Least-squares prediction of runoff over ungauged basins

Abstract

One of the major concerns of hydrology is to quantify the hydrological cycle of basins e.g. by means of modeling the hydrological interactions. However, current hydrological models are far from perfect. The main challenge of modeling is the poor spatio-temporal coverage of in situ databases, which are declining steadily over the past few decades. Among the hydrological interactions, river runoff is of great importance, as it represents a catchment’s behaviour. In order to deal with the growing lack of in situ runoff data, we estimate river runoff of ungauged basins by least-squares prediction.

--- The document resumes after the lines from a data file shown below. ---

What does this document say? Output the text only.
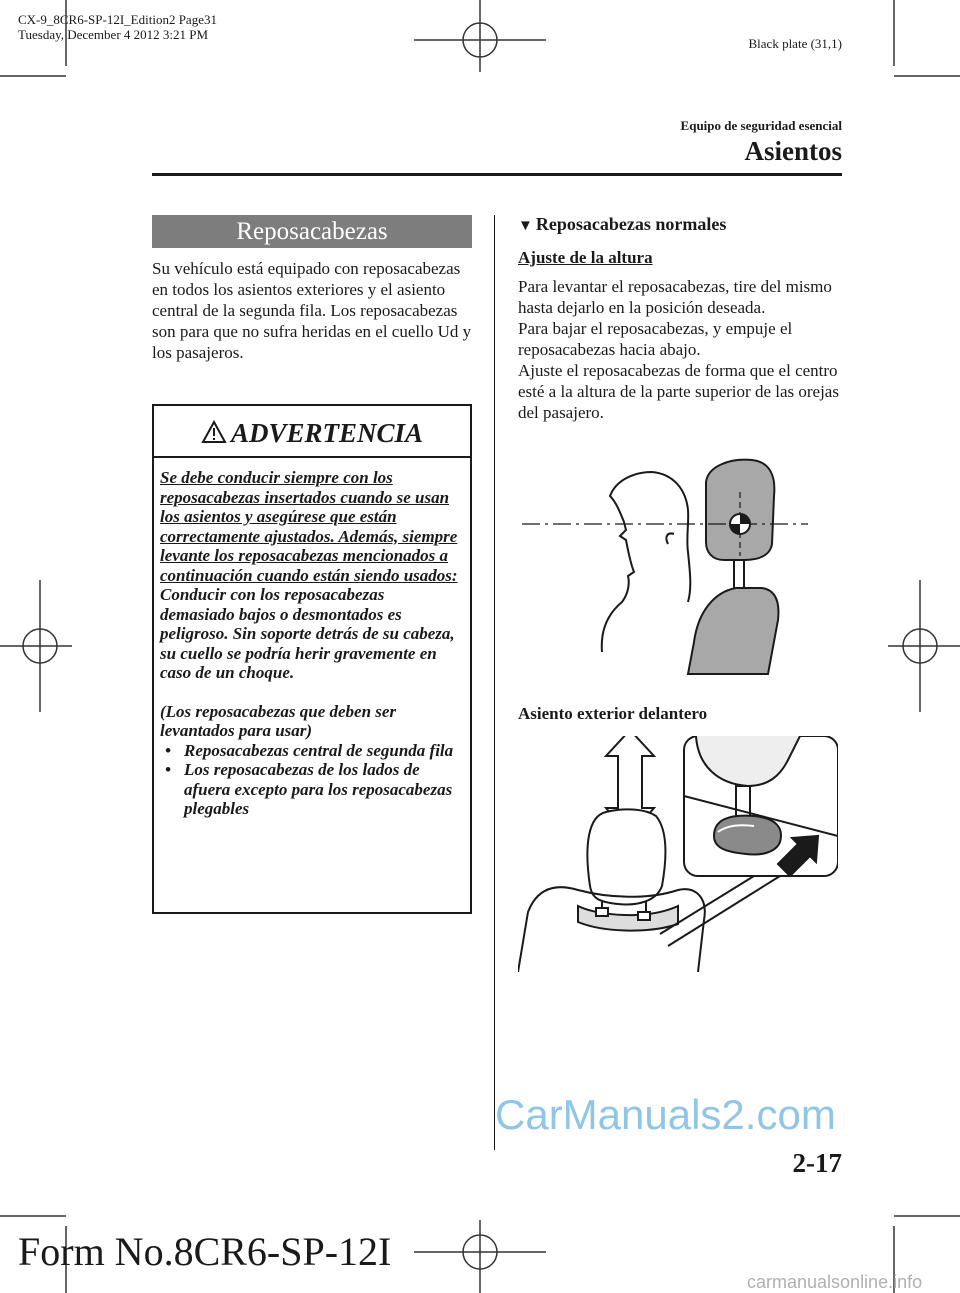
CX-9_8CR6-SP-12I_Edition2 Page31
Tuesday, December 4 2012 3:21 PM
Black plate (31,1)
Equipo de seguridad esencial
Asientos
Reposacabezas
Su vehículo está equipado con reposacabezas en todos los asientos exteriores y el asiento central de la segunda fila. Los reposacabezas son para que no sufra heridas en el cuello Ud y los pasajeros.
ADVERTENCIA

Se debe conducir siempre con los reposacabezas insertados cuando se usan los asientos y asegúrese que están correctamente ajustados. Además, siempre levante los reposacabezas mencionados a continuación cuando están siendo usados:

Conducir con los reposacabezas demasiado bajos o desmontados es peligroso. Sin soporte detrás de su cabeza, su cuello se podría herir gravemente en caso de un choque.

(Los reposacabezas que deben ser levantados para usar)

• Reposacabezas central de segunda fila
• Los reposacabezas de los lados de afuera excepto para los reposacabezas plegables
▼ Reposacabezas normales
Ajuste de la altura
Para levantar el reposacabezas, tire del mismo hasta dejarlo en la posición deseada.
Para bajar el reposacabezas, y empuje el reposacabezas hacia abajo.
Ajuste el reposacabezas de forma que el centro esté a la altura de la parte superior de las orejas del pasajero.
Asiento exterior delantero
2-17
Form No.8CR6-SP-12I
CarManuals2.com
carmanualsonline.info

In this method, runoff is predicted by mapping the runoff characteristics of gauged basins into ungauged ones through statistical correlations of past data. We follow two scenarios to form the covariance matrices out of available past in situ river runoff: (1) at the signal level, and (2) at the residual level after subtracting monthly mean values. Our validation shows that both scenarios are able to capture runoff values with relative errors less than 15% for 80% of the 25 catchments under study. We obtain Nash-Sutcliffe coefficients of over 0.4 for about 90% and of over 0.75 for about 50% of the catchments under study.We are thus able to avoid the complexity of hydrological modeling and the challenges (e.g. uncertainty) of spaceborne approaches for runoff estimation over ungauged basins.